Grahame goes on to pin down the curative powers of writing. Rat has been dragged back from a dream in which he was set to voyage around the world. Mole seeks to restore him:

'It's quite a long time since you did any poetry,' he remarked, 'You might have a try at it this evening,instead of--well, brooding over things so much. I've an idea that you'll feel a lot better when you've got something jotted down--if it's only just rhymes.'
The Rat pushed the paper away from him wearily, but the discreet Mole took occasion to leave the room, and when he peeped in again some time later, the Rat was absorbed and deaf to the world; alternately scribbling and sucking the top of his pen. It is true that he sucked a good deal more than he scribbled; but it was joy to the Mole to know that the cure had at least begun.

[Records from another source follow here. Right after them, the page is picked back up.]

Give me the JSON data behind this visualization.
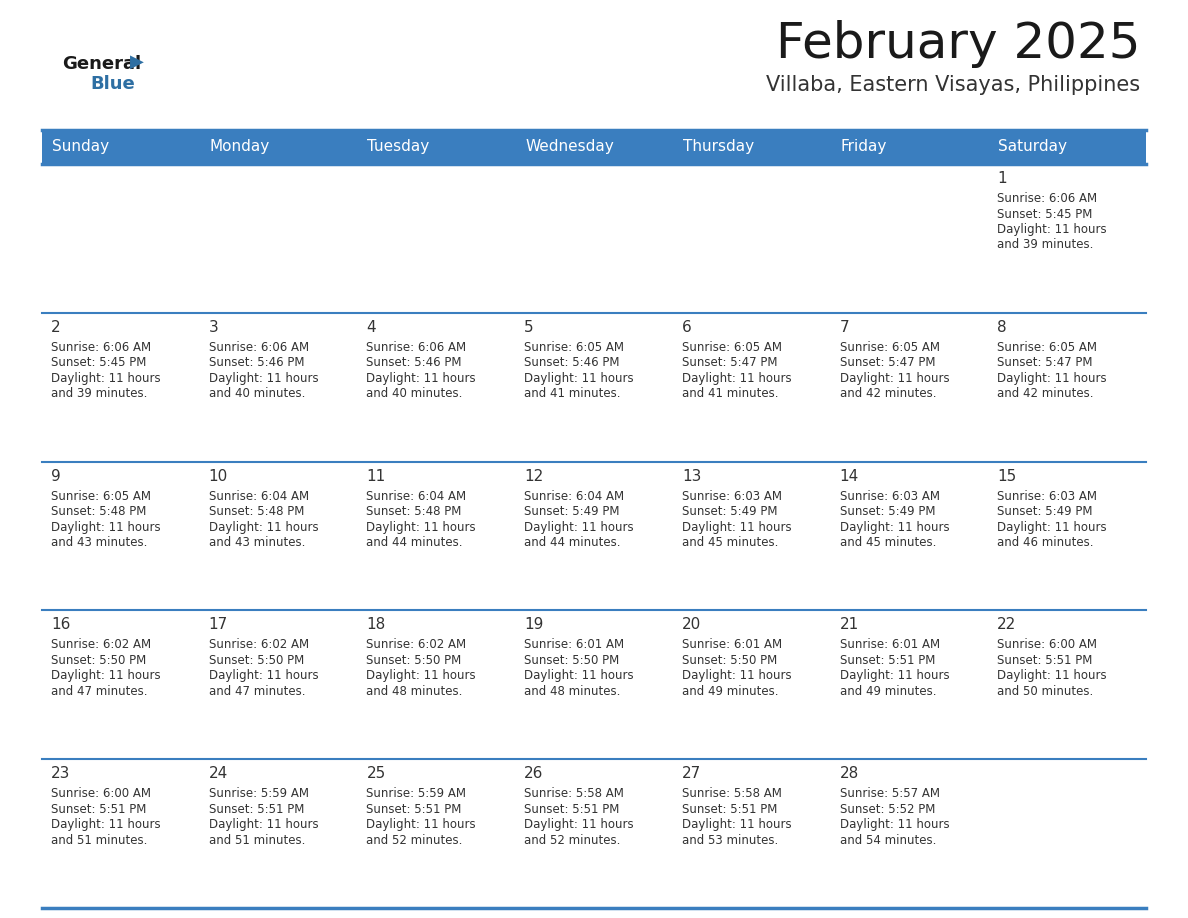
{
  "title": "February 2025",
  "subtitle": "Villaba, Eastern Visayas, Philippines",
  "header_color": "#3a7ebf",
  "header_text_color": "#ffffff",
  "cell_bg_color": "#ffffff",
  "border_color": "#3a7ebf",
  "day_number_color": "#333333",
  "cell_text_color": "#333333",
  "days_of_week": [
    "Sunday",
    "Monday",
    "Tuesday",
    "Wednesday",
    "Thursday",
    "Friday",
    "Saturday"
  ],
  "calendar_data": [
    [
      {
        "day": null,
        "sunrise": null,
        "sunset": null,
        "daylight": null
      },
      {
        "day": null,
        "sunrise": null,
        "sunset": null,
        "daylight": null
      },
      {
        "day": null,
        "sunrise": null,
        "sunset": null,
        "daylight": null
      },
      {
        "day": null,
        "sunrise": null,
        "sunset": null,
        "daylight": null
      },
      {
        "day": null,
        "sunrise": null,
        "sunset": null,
        "daylight": null
      },
      {
        "day": null,
        "sunrise": null,
        "sunset": null,
        "daylight": null
      },
      {
        "day": 1,
        "sunrise": "6:06 AM",
        "sunset": "5:45 PM",
        "daylight": "11 hours and 39 minutes."
      }
    ],
    [
      {
        "day": 2,
        "sunrise": "6:06 AM",
        "sunset": "5:45 PM",
        "daylight": "11 hours and 39 minutes."
      },
      {
        "day": 3,
        "sunrise": "6:06 AM",
        "sunset": "5:46 PM",
        "daylight": "11 hours and 40 minutes."
      },
      {
        "day": 4,
        "sunrise": "6:06 AM",
        "sunset": "5:46 PM",
        "daylight": "11 hours and 40 minutes."
      },
      {
        "day": 5,
        "sunrise": "6:05 AM",
        "sunset": "5:46 PM",
        "daylight": "11 hours and 41 minutes."
      },
      {
        "day": 6,
        "sunrise": "6:05 AM",
        "sunset": "5:47 PM",
        "daylight": "11 hours and 41 minutes."
      },
      {
        "day": 7,
        "sunrise": "6:05 AM",
        "sunset": "5:47 PM",
        "daylight": "11 hours and 42 minutes."
      },
      {
        "day": 8,
        "sunrise": "6:05 AM",
        "sunset": "5:47 PM",
        "daylight": "11 hours and 42 minutes."
      }
    ],
    [
      {
        "day": 9,
        "sunrise": "6:05 AM",
        "sunset": "5:48 PM",
        "daylight": "11 hours and 43 minutes."
      },
      {
        "day": 10,
        "sunrise": "6:04 AM",
        "sunset": "5:48 PM",
        "daylight": "11 hours and 43 minutes."
      },
      {
        "day": 11,
        "sunrise": "6:04 AM",
        "sunset": "5:48 PM",
        "daylight": "11 hours and 44 minutes."
      },
      {
        "day": 12,
        "sunrise": "6:04 AM",
        "sunset": "5:49 PM",
        "daylight": "11 hours and 44 minutes."
      },
      {
        "day": 13,
        "sunrise": "6:03 AM",
        "sunset": "5:49 PM",
        "daylight": "11 hours and 45 minutes."
      },
      {
        "day": 14,
        "sunrise": "6:03 AM",
        "sunset": "5:49 PM",
        "daylight": "11 hours and 45 minutes."
      },
      {
        "day": 15,
        "sunrise": "6:03 AM",
        "sunset": "5:49 PM",
        "daylight": "11 hours and 46 minutes."
      }
    ],
    [
      {
        "day": 16,
        "sunrise": "6:02 AM",
        "sunset": "5:50 PM",
        "daylight": "11 hours and 47 minutes."
      },
      {
        "day": 17,
        "sunrise": "6:02 AM",
        "sunset": "5:50 PM",
        "daylight": "11 hours and 47 minutes."
      },
      {
        "day": 18,
        "sunrise": "6:02 AM",
        "sunset": "5:50 PM",
        "daylight": "11 hours and 48 minutes."
      },
      {
        "day": 19,
        "sunrise": "6:01 AM",
        "sunset": "5:50 PM",
        "daylight": "11 hours and 48 minutes."
      },
      {
        "day": 20,
        "sunrise": "6:01 AM",
        "sunset": "5:50 PM",
        "daylight": "11 hours and 49 minutes."
      },
      {
        "day": 21,
        "sunrise": "6:01 AM",
        "sunset": "5:51 PM",
        "daylight": "11 hours and 49 minutes."
      },
      {
        "day": 22,
        "sunrise": "6:00 AM",
        "sunset": "5:51 PM",
        "daylight": "11 hours and 50 minutes."
      }
    ],
    [
      {
        "day": 23,
        "sunrise": "6:00 AM",
        "sunset": "5:51 PM",
        "daylight": "11 hours and 51 minutes."
      },
      {
        "day": 24,
        "sunrise": "5:59 AM",
        "sunset": "5:51 PM",
        "daylight": "11 hours and 51 minutes."
      },
      {
        "day": 25,
        "sunrise": "5:59 AM",
        "sunset": "5:51 PM",
        "daylight": "11 hours and 52 minutes."
      },
      {
        "day": 26,
        "sunrise": "5:58 AM",
        "sunset": "5:51 PM",
        "daylight": "11 hours and 52 minutes."
      },
      {
        "day": 27,
        "sunrise": "5:58 AM",
        "sunset": "5:51 PM",
        "daylight": "11 hours and 53 minutes."
      },
      {
        "day": 28,
        "sunrise": "5:57 AM",
        "sunset": "5:52 PM",
        "daylight": "11 hours and 54 minutes."
      },
      {
        "day": null,
        "sunrise": null,
        "sunset": null,
        "daylight": null
      }
    ]
  ]
}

I can quite see joining those friends and coming back to Wind in the Willows on a regular basis. Who knows, I might even give Anna Karenina another whirl soon.

A critical eye

It's coming - the week before Christmas. I'm devoting it to writing. My new novel sniffs its conclusion. That's exciting enough, but beyond that I could do with the creative balance of writing for a while.
Teaching has swamped me of late, but at least it's kept my critical eye in good nick. I've been focusing on the structural elements of students' work. One general habit I'm trying to break in others is a tendency to string several sentences together. Another common one is the heavy usage of the 'I' word in first person narratives. We know whose point of view we're in, so there's no need to keep repeating it. I ask students to be alert to any usage of the past perfect tense, to challenge any such use of 'had' ... it's reporting on an event that has happened, and so the reader is excluded from the drama of the unfolding process.
All such stuff, and much more. Cluttered pages become fine prose just by removing words that aren't doing any keen job.
Then I come to today, when I'm typing up some early pages of my novel. Suddenly my editorial eye is slashing away more vigorously than on any student's work. Paragraphs that lead us nowhere are dumped. What a slack sentence. Out with it! How did that word get in here? It's pathetic. Slash. It's gone.
This is one real bonus of teaching creative writing. Looking at others' work all the time, casting a critical eye on what works as well as what doesn't, you gain a perspective that stems from an emotional distance. Turning back to your own work, that perspective sticks for a while. You're no longer an insider, seeing your writing how you want it to be. You see it the way it is.